The KVM base doesn't need to be rechecked for runtime updates. Runtime updates
are to handle changes in guest state, e.g. reported XSAVE size in response to a
CR4.OSXSAVE change. The raw CPUID entries themselves cannot change at runtime.
I suspect you did this here because kvm_update_cpuid_runtime() is called before
kvm_vcpu_after_set_cpuid(), but that has the very bad side effect of doing an
_expensive_ lookup on every runtime update, which can get very painful if there's
no KVM_CPUID_FEATURES to be found.

If you include the prep patch (pasted at the bottom), then this can simply be
(note the somewhat silly name; I think it's worth clarifying that it's the
KVM_CPUID_* base that's being updated):

diff --git a/arch/x86/kvm/cpuid.c b/arch/x86/kvm/cpuid.c
index 0c99d2731076..5dd8c26e9f86 100644
--- a/arch/x86/kvm/cpuid.c
+++ b/arch/x86/kvm/cpuid.c
@@ -245,6 +245,7 @@ static int kvm_set_cpuid(struct kvm_vcpu *vcpu, struct kvm_cpuid_entry2 *e2,
vcpu->arch.cpuid_entries = e2;
vcpu->arch.cpuid_nent = nent;

+ kvm_update_kvm_cpuid_base(vcpu);
kvm_update_cpuid_runtime(vcpu);
kvm_vcpu_after_set_cpuid(vcpu);

> +
> + if (kvm_get_cpuid_base(vcpu, &base)) {
> + best = kvm_find_cpuid_entry(vcpu, base + KVM_CPUID_FEATURES, 0);

This is wrong. base will be >0x40000000 and <0x40010000, and KVM_CPUID_FEATURES
is 0x40000001, i.e. this will lookup 0x80000001 for the default base.

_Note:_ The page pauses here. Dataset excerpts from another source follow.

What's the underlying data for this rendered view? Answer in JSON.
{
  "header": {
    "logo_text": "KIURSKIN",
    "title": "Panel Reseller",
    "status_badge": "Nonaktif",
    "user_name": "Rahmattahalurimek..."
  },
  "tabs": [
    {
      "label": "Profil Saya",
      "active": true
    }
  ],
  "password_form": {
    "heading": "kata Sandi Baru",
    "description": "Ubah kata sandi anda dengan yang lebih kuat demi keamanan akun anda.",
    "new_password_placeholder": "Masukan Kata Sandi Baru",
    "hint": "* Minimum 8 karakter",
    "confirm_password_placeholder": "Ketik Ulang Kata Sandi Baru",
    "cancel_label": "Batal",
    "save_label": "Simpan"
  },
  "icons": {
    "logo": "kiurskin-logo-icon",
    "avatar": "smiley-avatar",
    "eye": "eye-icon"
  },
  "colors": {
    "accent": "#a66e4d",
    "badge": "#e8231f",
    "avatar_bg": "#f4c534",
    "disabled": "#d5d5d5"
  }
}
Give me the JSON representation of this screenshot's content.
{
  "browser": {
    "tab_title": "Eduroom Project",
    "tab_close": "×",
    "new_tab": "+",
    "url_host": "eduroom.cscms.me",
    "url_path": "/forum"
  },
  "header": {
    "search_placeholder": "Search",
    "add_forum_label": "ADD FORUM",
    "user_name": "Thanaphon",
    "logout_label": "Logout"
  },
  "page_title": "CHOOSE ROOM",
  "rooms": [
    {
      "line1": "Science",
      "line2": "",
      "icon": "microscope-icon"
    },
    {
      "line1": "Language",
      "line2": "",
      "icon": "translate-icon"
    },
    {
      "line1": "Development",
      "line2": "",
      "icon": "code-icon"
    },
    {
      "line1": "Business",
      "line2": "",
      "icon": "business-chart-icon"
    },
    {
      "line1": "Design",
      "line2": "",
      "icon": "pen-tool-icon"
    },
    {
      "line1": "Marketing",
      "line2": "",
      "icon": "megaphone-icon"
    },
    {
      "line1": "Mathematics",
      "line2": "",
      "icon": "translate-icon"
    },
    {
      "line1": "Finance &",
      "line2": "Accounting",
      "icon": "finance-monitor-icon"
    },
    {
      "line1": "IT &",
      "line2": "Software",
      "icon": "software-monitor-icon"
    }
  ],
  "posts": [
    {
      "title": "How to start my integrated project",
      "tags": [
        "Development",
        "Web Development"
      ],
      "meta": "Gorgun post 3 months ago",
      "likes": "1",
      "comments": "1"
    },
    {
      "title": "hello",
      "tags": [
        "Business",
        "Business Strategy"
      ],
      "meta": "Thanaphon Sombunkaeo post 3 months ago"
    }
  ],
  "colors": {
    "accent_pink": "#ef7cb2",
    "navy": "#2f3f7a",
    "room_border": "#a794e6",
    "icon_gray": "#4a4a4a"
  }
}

The '+'
needs to be an '|'.

> + if (kvm_hlt_in_guest(vcpu->kvm) && best &&
> + (best->eax & (1 << KVM_FEATURE_PV_UNHALT)))
> + best->eax &= ~(1 << KVM_FEATURE_PV_UNHALT);
> + }
>
> if (!kvm_check_has_quirk(vcpu->kvm, KVM_X86_QUIRK_MISC_ENABLE_NO_MWAIT)) {
> best = kvm_find_cpuid_entry(vcpu, 0x1, 0);
> --
> 2.20.1